Ein Monument wackelt

Die Windows-Ära geht zu Ende

15.12.2008
Von 
Wolfgang Sommergut ist Betreiber der Online-Publikation WindowsPro.

4. Herausforderung: Virtualisierung ändert Spielregeln

Während Parallelsysteme wie Splashtop oder Hyperspace auf dem Client neue Nutzungsoptionen eröffnen, verfolgen Ansätze zur Desktop-Virtualisierung weitergehende Ambitionen. Die Konzepte für virtuelle Desktops (Virtual Desktop Infrastructure = VDI) konzentrieren sich vor allem darauf, den Windows-Client inklusive der darauf ausgeführten Anwendungen in virtuelle Maschinen (VM) auf dem Server zu verlagern.

Dort hat es Windows nur mehr mit einer virtuellen Hardware zu tun, die vom Hypervisor zur Verfügung gestellt wird. Dieser legt sich als Schicht zwischen das blanke Eisen und das Betriebssystem und übernimmt dort die Kontrolle der physischen Hardware. Einen solchen Ansatz verfolgt besonders VMware mit ESX, während Microsofts Hyper-V auf die Treiber des in der Verwaltungspartition installierten Windows Server angewiesen ist.

Die Virtualisierungssoftware muss dem Betriebssystem keineswegs die in der Server-Hardware tatsächlich installierten Komponenten zugänglich machen. Vielmehr kann sie dem OS weit verbreitete Hardwarebausteine vorspiegeln, für die auch Linux oder FreeBSD Treiber mitbringen.

Damit droht Microsoft eine wesentliche Stärke seines dominierenden Systems verloren zu gehen. Bisher entwickelten alle Hersteller von PCs und Peripheriegeräten grundsätzlich Treiber für Windows, während weniger verbreitete Betriebssysteme stets benachteiligt waren.

Die Virtualisierung der Hardware wird sich nicht auf Server-gestützte VDI-Lösungen beschränken. VMware kündigte auf der diesjährigen VMworld eine Initiative namens "vClient" an. In deren Rahmen soll ein Typ-1-Hypervisor für den Client entstehen, der direkt auf der Hardware aufsetzt. Ziel dieses Vorhabens ist eine übergreifende Plattform, auf der Desktops zentral verwaltet und dynamisch verschoben werden können, unabhängig davon, auf welchem Server oder Arbeitsplatz-PC sie gerade laufen.

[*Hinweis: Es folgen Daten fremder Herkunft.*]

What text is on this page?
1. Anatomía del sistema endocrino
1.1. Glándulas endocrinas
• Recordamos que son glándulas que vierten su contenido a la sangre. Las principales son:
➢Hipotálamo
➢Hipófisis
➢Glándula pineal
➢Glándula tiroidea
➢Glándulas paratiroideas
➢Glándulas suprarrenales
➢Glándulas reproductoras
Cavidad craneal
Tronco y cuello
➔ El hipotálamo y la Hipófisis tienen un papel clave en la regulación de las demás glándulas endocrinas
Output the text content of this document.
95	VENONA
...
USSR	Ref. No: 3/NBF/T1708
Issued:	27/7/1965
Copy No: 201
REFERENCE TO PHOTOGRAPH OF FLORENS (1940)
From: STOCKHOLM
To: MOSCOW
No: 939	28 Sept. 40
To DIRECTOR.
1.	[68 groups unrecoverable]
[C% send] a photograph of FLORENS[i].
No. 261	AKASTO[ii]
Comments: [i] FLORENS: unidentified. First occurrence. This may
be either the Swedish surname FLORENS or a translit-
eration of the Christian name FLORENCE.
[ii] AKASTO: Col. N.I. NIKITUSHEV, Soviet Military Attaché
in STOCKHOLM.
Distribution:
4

Derzeit lässt sich noch nicht abschätzen, ob VMware mit seinem ehrgeizigen Vorhaben Erfolg haben wird. Allerdings zeichnet sich ab, dass ein Hypervisor in absehbarer Zeit zur Standardausstattung eines PC gehören wird, nachdem dies bei Servern schon die Regel ist. Falls sich die PC-Hersteller für diese Aufgabe zuständig fühlen, können sie in Zukunft möglicherweise auch eine Open-Source-Implementierung aus dem "Xen Client Initiative Project" integrieren. In jedem Fall würde sich dadurch die Verteilung des Betriebssystems auf die Endgeräte deutlich vereinfachen, und Windows würde an Bedeutung verlieren.

Entgegen diversen Spekulationen, wonach Microsoft Hyper-V auf den Client portieren und mit Windows 7 ausliefern könnte, hat das Unternehmen dazu noch keine Pläne bekannt gegeben. Das für Windows 7 angekündigte Feature "VHD Boot" erlaubt es, von einem Systemabbild im VHD-Format sowohl physikalische als auch virtuelle Rechner zu starten. Es könnte als Alternative zum Client-Hypervisor betrachtet werden, die aber mit einer heterogenen Hardwareausstattung einige Schwierigkeiten haben dürfte.